In Luxembourg, girls are offered vaccination with the Gardasil vaccine at age 12. This is fully reimbursed, but needs to be organized by the family through the family doctor or paediatrician. Doctors are not supplied with the vaccine, so a prescription needs to be issued and the patients collect the vaccine themselves from the pharmacy. It is given in 3 doses over a 6 month period, and protects against types 16, 18, 6 and 11. The idea is to vaccinate girls before they become sexually active, to avoid them becoming infected. Not only does this protect them from cervical cancer, but it will also protect them from genital warts. 

Some countries are recommending routine vaccination of boys as well, to protect them against anogenital and other HPV associated cancers such as cancer of the larynx. Men who have sex with men, are at increased risk of problems from HPV so there is a good argument for offering vaccination for them, as well as groups of people who are immunosuppressed, such as those with HIV infection.

For those who have not been vaccinated, condoms can help protect, but as they do not prevent skin-to-skin contact, they cannot stop all infections from being passed on.

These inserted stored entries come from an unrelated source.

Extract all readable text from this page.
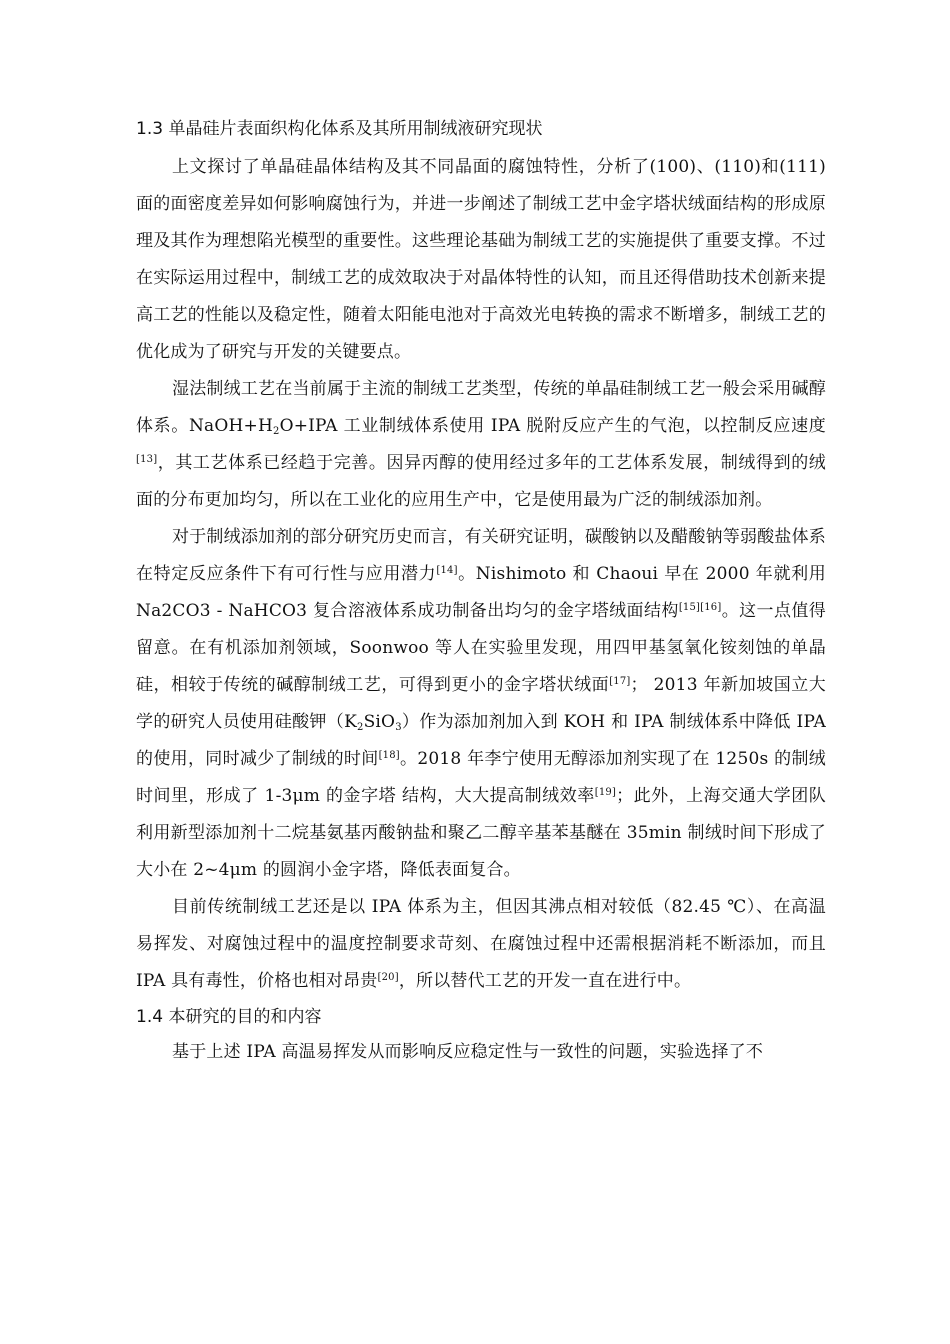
1.3 单晶硅片表面织构化体系及其所用制绒液研究现状

上文探讨了单晶硅晶体结构及其不同晶面的腐蚀特性，分析了(100)、(110)和(111)面的面密度差异如何影响腐蚀行为，并进一步阐述了制绒工艺中金字塔状绒面结构的形成原理及其作为理想陷光模型的重要性。这些理论基础为制绒工艺的实施提供了重要支撑。不过在实际运用过程中，制绒工艺的成效取决于对晶体特性的认知，而且还得借助技术创新来提高工艺的性能以及稳定性，随着太阳能电池对于高效光电转换的需求不断增多，制绒工艺的优化成为了研究与开发的关键要点。

湿法制绒工艺在当前属于主流的制绒工艺类型，传统的单晶硅制绒工艺一般会采用碱醇体系。$NaOH+H_2O+IPA$ 工业制绒体系使用 IPA 脱附反应产生的气泡，以控制反应速度[13]，其工艺体系已经趋于完善。因异丙醇的使用经过多年的工艺体系发展，制绒得到的绒面的分布更加均匀，所以在工业化的应用生产中，它是使用最为广泛的制绒添加剂。

对于制绒添加剂的部分研究历史而言，有关研究证明，碳酸钠以及醋酸钠等弱酸盐体系在特定反应条件下有可行性与应用潜力[14]。Nishimoto 和 Chaoui 早在 2000 年就利用 Na2CO3 - NaHCO3 复合溶液体系成功制备出均匀的金字塔绒面结构[15][16]。这一点值得留意。在有机添加剂领域，Soonwoo 等人在实验里发现，用四甲基氢氧化铵刻蚀的单晶硅，相较于传统的碱醇制绒工艺，可得到更小的金字塔状绒面[17]； 2013 年新加坡国立大学的研究人员使用硅酸钾$(K_2SiO_3)$作为添加剂加入到 KOH 和 IPA 制绒体系中降低 IPA 的使用，同时减少了制绒的时间[18]。2018 年李宁使用无醇添加剂实现了在 1250s 的制绒时间里，形成了 1-3μm 的金字塔 结构，大大提高制绒效率[19]；此外，上海交通大学团队利用新型添加剂十二烷基氨基丙酸钠盐和聚乙二醇辛基苯基醚在 35min 制绒时间下形成了大小在 2~4μm 的圆润小金字塔，降低表面复合。

目前传统制绒工艺还是以 IPA 体系为主，但因其沸点相对较低（82.45 ℃）、在高温易挥发、对腐蚀过程中的温度控制要求苛刻、在腐蚀过程中还需根据消耗不断添加，而且 IPA 具有毒性，价格也相对昂贵[20]，所以替代工艺的开发一直在进行中。

1.4 本研究的目的和内容

基于上述 IPA 高温易挥发从而影响反应稳定性与一致性的问题，实验选择了不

You are at higher risk from HPV if you have had multiple partners, and having been infected with HPV, you are more likely to develop changes in your cervix and subsequent cervical cancer if you are a smoker.

The contraceptive pill and pregnancy also increase your risk of cervical cancer slightly and this is thought to be due to the effect of hormones on the cells of your cervix, making them more susceptible to damage from the HPV. Once you stop the pill, your risk returns to normal quite quickly.

 But even if you are not vaccinated, if you attend for your regular pap smear test (recommended by the World Health Organisation every 3 years from the age of 25-65 years), then early changes in the cells of your cervix can be detected and treated long before they have a chance to develop into cancer.

In addition, we can now test for HPV infection. This is not recommended for women under the age of 30, as so many would come back positive. After the age of 30, if you are testing negative for HPV, the US recommendations now suggest that you only need a smear test every 5 years as your risk is lower. If you are shown to have a positive HPV test which persists, you may need to be monitored more closely.

So with the onset of vaccination and HPV testing, the landscape of HPV infection and the associated cancers should change dramatically over the next decades. This is something to celebrate for our children.

By Susie Tunstall-Pedoe, April 2013

Comments

  1. Important information indeed! As important to talk about are also the side effects of the vaccine…. I will not give it to my daughter, but that’s just me…

    Like

    • Sandra says:

      Me neither – no HPV-vaccination for my daughter. It is a relatively new vaccination, we dont know all the consequences yet, is there anybody aged 35 or more, who was vaccinated when 12, and who could tell us?

      Like

  2. Amanda Bergling says:

    It’s very important to look at both sides of the argument before deciding to have our daughters vaccinated, as no vaccines are entirely safe and whenever you vaccinate an individual you’re intervening with their immunity. I recommend reading the article by Dr Christiane Northrup, who has 25 years experience as a practicing physician in Obstetrics and Gynocology, and written numerous books. She gives her opinion on the subject on her webiste, http://www.drnorthrup.com/monthlywisdom/archive/aug2006.php
    Dr. Northrup says the HPV vaccination does not eliminate the need for pap smears and you should still protect yourself against sexually transmitted diseases by using a condom. The vaccination in itself could promote a false sense of security.